Bear-Resistant Containers Change Bear Behavior For The Better
As human development brings people and wild animals into closer contact, strategies that minimize conflicts between the two will help keep people and their property safe while preserving healthy wild animal populations. Since wild animals are often attracted to food in urban spaces, limiting their access is one way to reduce conflicts such as property damage and vehicle collisions. This study investigated how the large-scale introduction and use of bear-resistant garbage containers influenced black bear behavior in Durango, Colorado, a mountainous city with high rates of human-bear conflict.
Study Context: Durango’s Bears
While Durango passed an ordinance in 2010 requiring residents to secure their garbage, widespread compliance can be challenging to achieve in practice. To test whether the large-scale use of bear-resistant garbage containers would meaningfully reduce human-bear conflict, the city and its partners distributed over 1,000 of them in spring 2013 — one for every home in two designated residential areas. They found less evidence of scattered trash in areas where all homes had the containers compared to adjacent areas operating normally under the ordinance.
The current study builds on this work by examining the movement patterns of individual bears to evaluate how the rollout of the bear-resistant containers influenced their behavior (i.e., where they went and how they moved). It provides additional evidence that the intervention worked — not only in keeping bears out of garbage, but also in deterring them from residential areas, which likely lowered the risk of other, non-garbage-related conflicts.
From Collars To Clues: Decoding Bear Behavior
The authors relied on location data from bears who had been collared and tracked for a separate study. Across six summers (the months of July through September from 2011 to 2016), seven bears had visited areas with bear-resistant containers at least once. These bears provided the primary data used to assess the effect of the intervention.
To track behavior, the authors analyzed where the bears went, how fast they traveled, and how much their paths changed direction. Specifically, they looked at whether the bear-resistant containers deterred bears and/or caused bears to move faster and straighter through areas where each house had one. The authors also measured how this behavior changed over time.

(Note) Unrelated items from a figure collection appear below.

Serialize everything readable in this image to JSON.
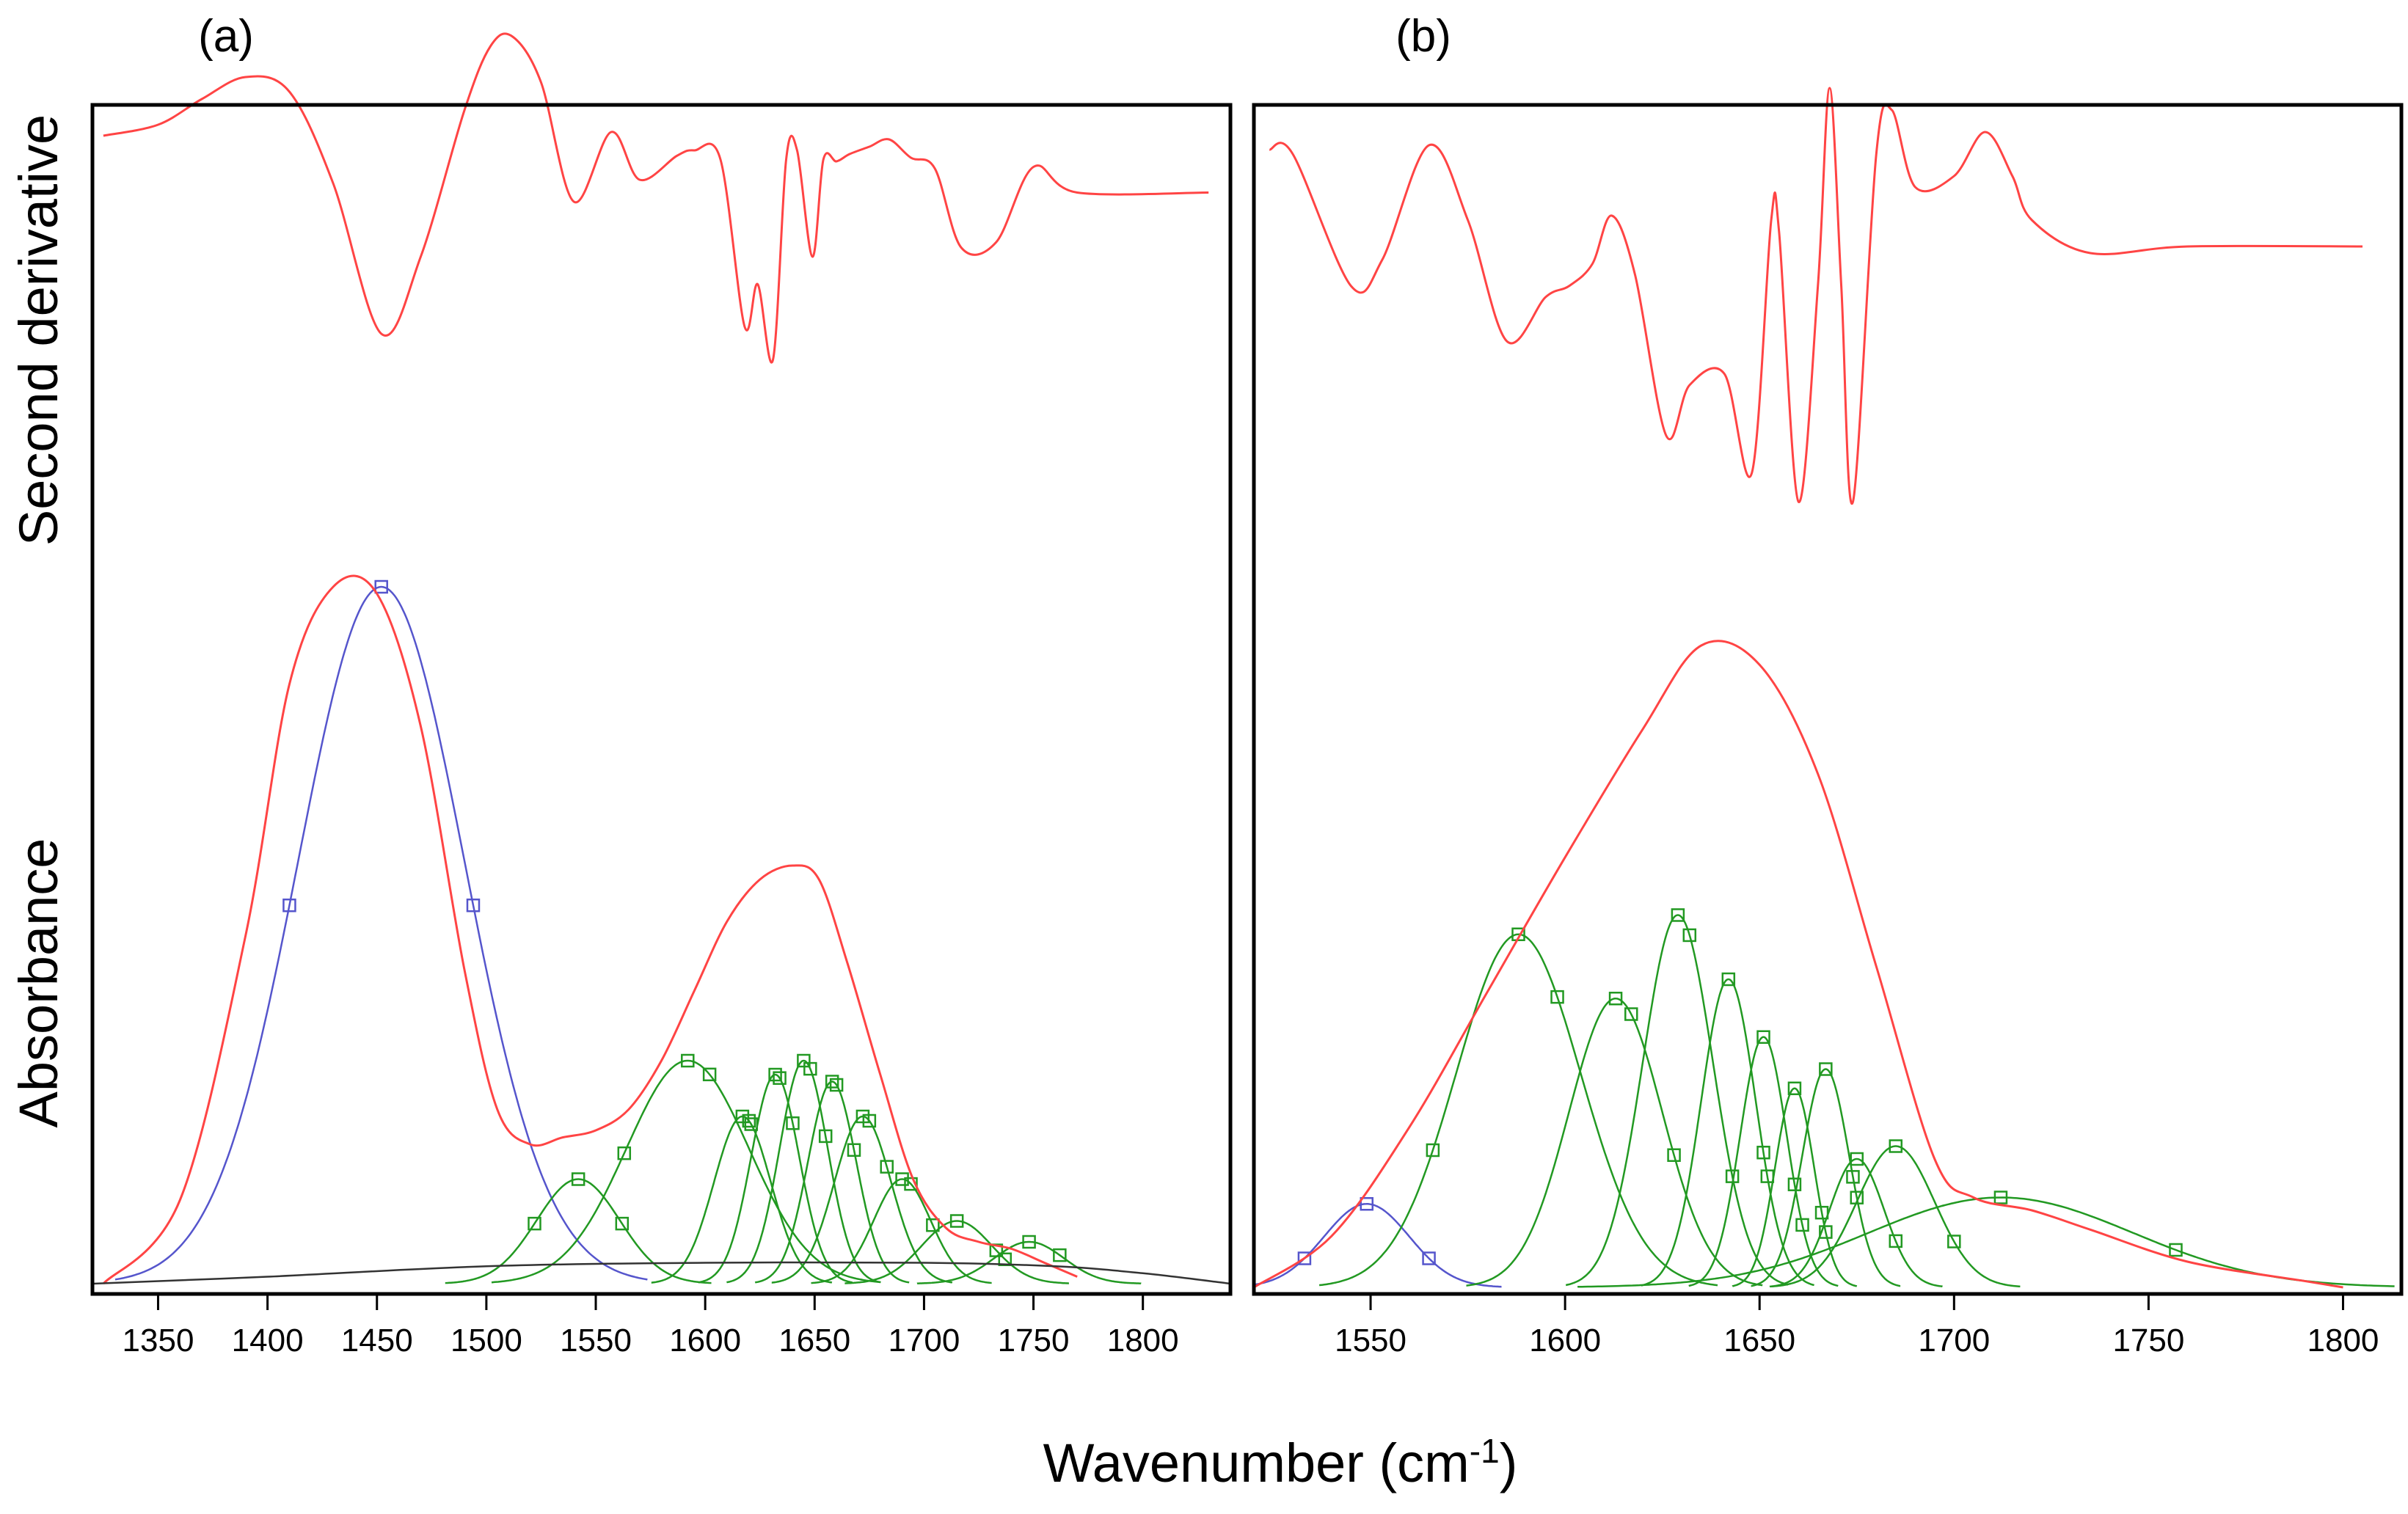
{
  "figure": {
    "xlabel_main": "Wavenumber (cm",
    "xlabel_sup": "-1",
    "xlabel_close": ")",
    "ylabel_top": "Second derivative",
    "ylabel_bottom": "Absorbance"
  },
  "colors": {
    "second_derivative": "#ff4444",
    "absorbance": "#ff4444",
    "band_amide_ii": "#5555cc",
    "band_component": "#229922",
    "baseline": "#333333",
    "marker": "#229922"
  },
  "chart_data": [
    {
      "type": "line",
      "panel": "(a)",
      "xlabel": "Wavenumber (cm-1)",
      "xlim": [
        1320,
        1840
      ],
      "xticks": [
        1350,
        1400,
        1450,
        1500,
        1550,
        1600,
        1650,
        1700,
        1750,
        1800
      ],
      "series": [
        {
          "name": "Second derivative",
          "role": "second_derivative",
          "x": [
            1325,
            1350,
            1370,
            1390,
            1410,
            1430,
            1452,
            1470,
            1490,
            1502,
            1512,
            1525,
            1540,
            1557,
            1570,
            1587,
            1595,
            1607,
            1618,
            1624,
            1631,
            1637,
            1642,
            1649,
            1654,
            1660,
            1666,
            1675,
            1684,
            1694,
            1705,
            1717,
            1733,
            1750,
            1770,
            1830
          ],
          "y": [
            0.46,
            0.52,
            0.66,
            0.78,
            0.7,
            0.2,
            -0.62,
            -0.2,
            0.6,
            0.95,
            1.0,
            0.75,
            0.1,
            0.48,
            0.22,
            0.35,
            0.38,
            0.33,
            -0.58,
            -0.35,
            -0.76,
            0.33,
            0.38,
            -0.2,
            0.33,
            0.32,
            0.36,
            0.4,
            0.44,
            0.34,
            0.28,
            -0.15,
            -0.12,
            0.29,
            0.15,
            0.15
          ]
        },
        {
          "name": "Absorbance",
          "role": "absorbance",
          "x": [
            1325,
            1360,
            1390,
            1410,
            1430,
            1450,
            1470,
            1490,
            1505,
            1520,
            1535,
            1550,
            1565,
            1580,
            1595,
            1610,
            1625,
            1640,
            1652,
            1665,
            1680,
            1695,
            1710,
            1725,
            1740,
            1755,
            1770
          ],
          "y": [
            0.0,
            0.12,
            0.5,
            0.86,
            1.0,
            0.99,
            0.8,
            0.45,
            0.25,
            0.2,
            0.21,
            0.22,
            0.25,
            0.32,
            0.42,
            0.52,
            0.58,
            0.6,
            0.58,
            0.46,
            0.3,
            0.15,
            0.08,
            0.06,
            0.05,
            0.03,
            0.01
          ]
        },
        {
          "name": "Baseline",
          "role": "baseline",
          "x": [
            1320,
            1400,
            1500,
            1600,
            1700,
            1760,
            1800,
            1840
          ],
          "y": [
            0.0,
            0.01,
            0.025,
            0.03,
            0.03,
            0.025,
            0.015,
            0.0
          ]
        }
      ],
      "bands": [
        {
          "center": 1452,
          "height": 1.0,
          "width": 38,
          "role": "band_amide_ii",
          "markers": [
            1410,
            1452,
            1494
          ]
        },
        {
          "center": 1542,
          "height": 0.15,
          "width": 19,
          "role": "band_component",
          "markers": [
            1522,
            1542,
            1562
          ]
        },
        {
          "center": 1592,
          "height": 0.32,
          "width": 28,
          "role": "band_component",
          "markers": [
            1563,
            1592,
            1602
          ]
        },
        {
          "center": 1617,
          "height": 0.24,
          "width": 13,
          "role": "band_component",
          "markers": [
            1617,
            1620,
            1621
          ]
        },
        {
          "center": 1632,
          "height": 0.3,
          "width": 11,
          "role": "band_component",
          "markers": [
            1632,
            1634,
            1640
          ]
        },
        {
          "center": 1645,
          "height": 0.32,
          "width": 11,
          "role": "band_component",
          "markers": [
            1645,
            1648,
            1655
          ]
        },
        {
          "center": 1658,
          "height": 0.29,
          "width": 11,
          "role": "band_component",
          "markers": [
            1658,
            1660,
            1668
          ]
        },
        {
          "center": 1672,
          "height": 0.24,
          "width": 13,
          "role": "band_component",
          "markers": [
            1672,
            1675,
            1683
          ]
        },
        {
          "center": 1690,
          "height": 0.15,
          "width": 13,
          "role": "band_component",
          "markers": [
            1690,
            1694,
            1704
          ]
        },
        {
          "center": 1715,
          "height": 0.09,
          "width": 16,
          "role": "band_component",
          "markers": [
            1715,
            1733,
            1737
          ]
        },
        {
          "center": 1748,
          "height": 0.06,
          "width": 16,
          "role": "band_component",
          "markers": [
            1748,
            1762
          ]
        }
      ]
    },
    {
      "type": "line",
      "panel": "(b)",
      "xlabel": "Wavenumber (cm-1)",
      "xlim": [
        1520,
        1815
      ],
      "xticks": [
        1550,
        1600,
        1650,
        1700,
        1750,
        1800
      ],
      "series": [
        {
          "name": "Second derivative",
          "role": "second_derivative",
          "x": [
            1524,
            1530,
            1545,
            1553,
            1565,
            1575,
            1585,
            1595,
            1601,
            1607,
            1612,
            1618,
            1626,
            1632,
            1641,
            1648,
            1653,
            1655,
            1660,
            1665,
            1668,
            1671,
            1674,
            1680,
            1684,
            1690,
            1700,
            1708,
            1715,
            1720,
            1735,
            1760,
            1805
          ],
          "y": [
            0.72,
            0.7,
            0.1,
            0.22,
            0.74,
            0.4,
            -0.15,
            0.05,
            0.1,
            0.2,
            0.42,
            0.15,
            -0.58,
            -0.35,
            -0.3,
            -0.75,
            0.4,
            0.35,
            -0.88,
            0.1,
            1.0,
            0.1,
            -0.88,
            0.7,
            0.9,
            0.55,
            0.6,
            0.8,
            0.6,
            0.4,
            0.25,
            0.28,
            0.28
          ]
        },
        {
          "name": "Absorbance",
          "role": "absorbance",
          "x": [
            1520,
            1540,
            1560,
            1580,
            1600,
            1620,
            1635,
            1650,
            1665,
            1680,
            1695,
            1705,
            1720,
            1735,
            1760,
            1790,
            1800
          ],
          "y": [
            0.0,
            0.08,
            0.25,
            0.46,
            0.67,
            0.87,
            1.0,
            0.97,
            0.8,
            0.5,
            0.2,
            0.14,
            0.12,
            0.09,
            0.04,
            0.01,
            0.0
          ]
        }
      ],
      "bands": [
        {
          "center": 1549,
          "height": 0.13,
          "width": 11,
          "role": "band_amide_ii",
          "markers": [
            1533,
            1549,
            1565
          ]
        },
        {
          "center": 1588,
          "height": 0.55,
          "width": 16,
          "role": "band_component",
          "markers": [
            1566,
            1588,
            1598
          ]
        },
        {
          "center": 1613,
          "height": 0.45,
          "width": 12,
          "role": "band_component",
          "markers": [
            1613,
            1617,
            1628
          ]
        },
        {
          "center": 1629,
          "height": 0.58,
          "width": 9,
          "role": "band_component",
          "markers": [
            1629,
            1632,
            1643
          ]
        },
        {
          "center": 1642,
          "height": 0.48,
          "width": 7,
          "role": "band_component",
          "markers": [
            1642,
            1651,
            1652
          ]
        },
        {
          "center": 1651,
          "height": 0.39,
          "width": 6,
          "role": "band_component",
          "markers": [
            1651,
            1659,
            1661
          ]
        },
        {
          "center": 1659,
          "height": 0.31,
          "width": 5,
          "role": "band_component",
          "markers": [
            1659,
            1666,
            1667
          ]
        },
        {
          "center": 1667,
          "height": 0.34,
          "width": 6,
          "role": "band_component",
          "markers": [
            1667,
            1674,
            1675
          ]
        },
        {
          "center": 1675,
          "height": 0.2,
          "width": 7,
          "role": "band_component",
          "markers": [
            1675,
            1685
          ]
        },
        {
          "center": 1685,
          "height": 0.22,
          "width": 10,
          "role": "band_component",
          "markers": [
            1685,
            1700
          ]
        },
        {
          "center": 1712,
          "height": 0.14,
          "width": 34,
          "role": "band_component",
          "markers": [
            1712,
            1757
          ]
        }
      ]
    }
  ]
}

Using statistical models that accounted for bears’ baseline behavior in Durango’s urban landscape, the authors determined what explanation best described how bears responded to the widespread implementation of bear-resistant containers.
What The Data Showed
The analysis revealed some encouraging results:
- Widespread bear-resistant containers worked to change bear behavior. By the fourth summer after the containers were distributed, bears had become 30% less likely to visit areas where every home had one. Meanwhile, they were 10% more likely in summer 2016, compared to 2013, to visit similar areas where people were storing garbage as usual.
- Bear-resistant containers became even more effective over time, possibly because bears learned to avoid them. Three bears were able to provide data both before and at least two summers after the containers were introduced. In the summers following the intervention, these bears increasingly shifted away from visiting areas with many bear-resistant containers and toward areas with typical garbage storage, suggesting they were learning that the containers were not worth the effort.
The effects on speed and straightness were inconclusive. The researchers expected bears to move faster and straighter in areas with many bear-resistant containers, which could have indicated they took less interest in these environments. However, there was no clear evidence that the intervention influenced either measure of movement.
The containers used in this study required residents to manually lock them, meaning that even in areas where all homes received a bear-resistant container, only about 71% used them as intended. The authors suggest that automatically locking containers would help increase overall compliance and effectiveness.
Limitations
This study tracked a small number of black bears in one region, and because the authors relied on location data collected for a different study, they could only look at females three years of age or older. Other bear populations might respond differently to bear-resistant containers. However, the authors note that their findings align with the research mentioned earlier, which looked at bears of all age groups and sexes during the same time period and found that the containers effectively reduced garbage-related conflicts.
The authors also mention that the changes in behavior observed over the course of this study could partly be explained by the particular mix of bears contributing to each summer’s data. However, the three bears with the most comprehensive data did show evidence of learning over time to avoid the areas with widespread bear-resistant containers.
Secure Garbage Makes Safer Communities
This study found that when bear-resistant garbage containers were widely introduced in residential areas, bears began to avoid these areas over time. Residential neighborhoods — especially those with backyards — are naturally attractive to bears, making them particularly helpful to target. The authors suggest that bear-resistant containers are a strategic investment, especially if they lock automatically.
As this study demonstrates, ordinances requiring secure garbage storage play a foundational role, but their success depends on resident compliance. Animal advocates can help by promoting education about secure garbage storage practices, backing policies that increase access to tools like bear-resistant containers, and supporting fair enforcement of ordinances.